Sam’s frustration crests and breaks. He turns to her, voice rising. “What are you so afraid of?” he asks. “I know it’s not the pain, so what is it that you care so much about?”

And damn it, that’s the problem right there. She _does_ care. She’s so adamant about not caring that she cares about it. She cares about not seeming to care.

“Fine,” she gives in. “I guess even if they mangle my face, I’ll still have my charm and perky nipples to bring the ladies to the yard.”

Sam stifles a laugh but fails to hide his smugness. “Sure, Dee.”

They go back to the motel so that Dee can change into her usual clothes. Cas is sitting on one of the beds next to an empty burger container and salad cup, staring transfixed at the TV screen as Dr. Sexy makes out with Dr. Ellen Piccolo in an elevator. Sam’s novel collection sits forgotten on the bedside table.

“Good man,” Dee claps Cas on the shoulder, and he tears his eyes away from the screen to look up and smile at her.

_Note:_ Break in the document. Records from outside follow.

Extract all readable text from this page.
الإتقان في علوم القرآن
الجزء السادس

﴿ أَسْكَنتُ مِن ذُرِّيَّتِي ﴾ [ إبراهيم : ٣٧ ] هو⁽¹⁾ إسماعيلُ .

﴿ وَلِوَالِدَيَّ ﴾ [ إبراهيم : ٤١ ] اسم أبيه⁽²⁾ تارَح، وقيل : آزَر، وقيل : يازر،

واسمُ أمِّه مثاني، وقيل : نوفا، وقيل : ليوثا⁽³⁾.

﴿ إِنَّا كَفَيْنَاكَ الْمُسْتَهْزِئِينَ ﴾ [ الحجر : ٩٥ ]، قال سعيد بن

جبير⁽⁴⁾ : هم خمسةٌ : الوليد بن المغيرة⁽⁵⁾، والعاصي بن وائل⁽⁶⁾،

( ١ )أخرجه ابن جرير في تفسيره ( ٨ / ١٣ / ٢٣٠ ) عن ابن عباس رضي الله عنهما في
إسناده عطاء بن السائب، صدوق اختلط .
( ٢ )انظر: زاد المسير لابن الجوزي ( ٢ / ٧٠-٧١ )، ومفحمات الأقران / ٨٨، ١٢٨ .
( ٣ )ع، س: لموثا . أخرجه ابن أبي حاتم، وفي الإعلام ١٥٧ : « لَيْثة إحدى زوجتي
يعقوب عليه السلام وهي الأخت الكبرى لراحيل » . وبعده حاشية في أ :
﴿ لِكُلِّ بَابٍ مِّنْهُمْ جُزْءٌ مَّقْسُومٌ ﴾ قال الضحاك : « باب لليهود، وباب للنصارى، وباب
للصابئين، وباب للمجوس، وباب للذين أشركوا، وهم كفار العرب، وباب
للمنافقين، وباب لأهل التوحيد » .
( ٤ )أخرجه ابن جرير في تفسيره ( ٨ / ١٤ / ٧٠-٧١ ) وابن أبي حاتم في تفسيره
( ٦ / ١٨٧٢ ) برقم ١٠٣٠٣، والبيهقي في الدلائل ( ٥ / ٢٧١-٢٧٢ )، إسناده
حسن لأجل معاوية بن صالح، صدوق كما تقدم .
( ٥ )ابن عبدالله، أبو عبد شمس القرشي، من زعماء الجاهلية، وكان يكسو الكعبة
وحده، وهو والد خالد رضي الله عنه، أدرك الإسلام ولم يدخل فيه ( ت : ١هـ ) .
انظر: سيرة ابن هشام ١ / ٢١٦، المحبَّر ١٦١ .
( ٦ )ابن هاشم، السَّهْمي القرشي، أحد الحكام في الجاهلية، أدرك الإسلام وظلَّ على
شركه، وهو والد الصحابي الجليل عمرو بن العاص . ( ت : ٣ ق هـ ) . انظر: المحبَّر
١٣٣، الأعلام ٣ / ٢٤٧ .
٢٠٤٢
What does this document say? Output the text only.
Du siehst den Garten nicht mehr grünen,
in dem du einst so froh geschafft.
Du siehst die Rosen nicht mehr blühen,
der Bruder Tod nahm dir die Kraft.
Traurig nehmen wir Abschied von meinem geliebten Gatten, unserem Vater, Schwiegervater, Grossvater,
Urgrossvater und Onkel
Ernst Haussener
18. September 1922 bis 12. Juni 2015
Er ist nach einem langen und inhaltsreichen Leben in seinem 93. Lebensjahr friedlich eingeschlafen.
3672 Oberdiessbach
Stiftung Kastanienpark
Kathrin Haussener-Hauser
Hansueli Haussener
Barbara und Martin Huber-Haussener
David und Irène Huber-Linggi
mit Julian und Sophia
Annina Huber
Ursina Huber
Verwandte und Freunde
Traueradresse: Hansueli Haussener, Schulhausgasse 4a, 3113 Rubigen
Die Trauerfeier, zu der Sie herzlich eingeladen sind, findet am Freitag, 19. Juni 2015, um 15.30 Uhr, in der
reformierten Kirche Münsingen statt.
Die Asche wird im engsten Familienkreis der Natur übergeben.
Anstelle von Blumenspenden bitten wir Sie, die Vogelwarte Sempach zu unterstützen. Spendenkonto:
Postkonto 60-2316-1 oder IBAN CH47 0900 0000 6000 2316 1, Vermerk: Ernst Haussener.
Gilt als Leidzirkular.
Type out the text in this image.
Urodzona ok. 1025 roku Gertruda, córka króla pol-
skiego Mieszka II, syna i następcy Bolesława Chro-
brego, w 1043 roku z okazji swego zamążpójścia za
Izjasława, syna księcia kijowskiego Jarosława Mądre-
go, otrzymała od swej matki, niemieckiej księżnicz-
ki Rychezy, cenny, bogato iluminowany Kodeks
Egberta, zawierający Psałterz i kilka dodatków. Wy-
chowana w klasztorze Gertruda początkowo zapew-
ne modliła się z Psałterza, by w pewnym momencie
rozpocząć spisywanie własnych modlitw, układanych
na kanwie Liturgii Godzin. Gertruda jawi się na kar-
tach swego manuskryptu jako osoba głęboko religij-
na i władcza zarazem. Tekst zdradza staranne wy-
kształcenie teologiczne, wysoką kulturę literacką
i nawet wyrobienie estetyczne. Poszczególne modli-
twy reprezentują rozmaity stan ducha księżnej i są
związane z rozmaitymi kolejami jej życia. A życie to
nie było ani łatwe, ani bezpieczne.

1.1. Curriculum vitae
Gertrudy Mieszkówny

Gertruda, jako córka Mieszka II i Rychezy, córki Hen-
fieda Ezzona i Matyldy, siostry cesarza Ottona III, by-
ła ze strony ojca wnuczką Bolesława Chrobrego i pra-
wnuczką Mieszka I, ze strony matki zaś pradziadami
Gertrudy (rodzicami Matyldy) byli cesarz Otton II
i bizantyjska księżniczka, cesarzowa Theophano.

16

It’s a smile that does things it shouldn’t be allowed to, clutching at something inside her that nobody’s supposed to touch. Worst of all, Dee’s not sure she can pretend she hates the feeling of it for much longer. Cas smiles with his whole face, so genuine it’s like he wouldn’t be able to fake it if he tried. And he smiles like Dee’s approval means the world to him.

“Were your inquiries successful?” Cas asks.

“Not so much,” says Sam. “We only went to one place though. We’re heading to the other in just a minute.”

“Costume change,” explains Dee as she awkwardly dances her way out of her tight pencil skirt and stockings. She’d be thrilled to see them go if only the role she was getting into next was actually an improvement on FBI.

She looks back up to see Cas watching her with interest. Academically, Dee realises that he’s seen every part of her—he’s seen her so naked she didn’t even have any skin on to cover her soul—but it’s still strange to be under his gaze. Cas doesn’t observe things by halves; when he looks, he looks at every detail, like he’s cataloguing each molecule of his subject.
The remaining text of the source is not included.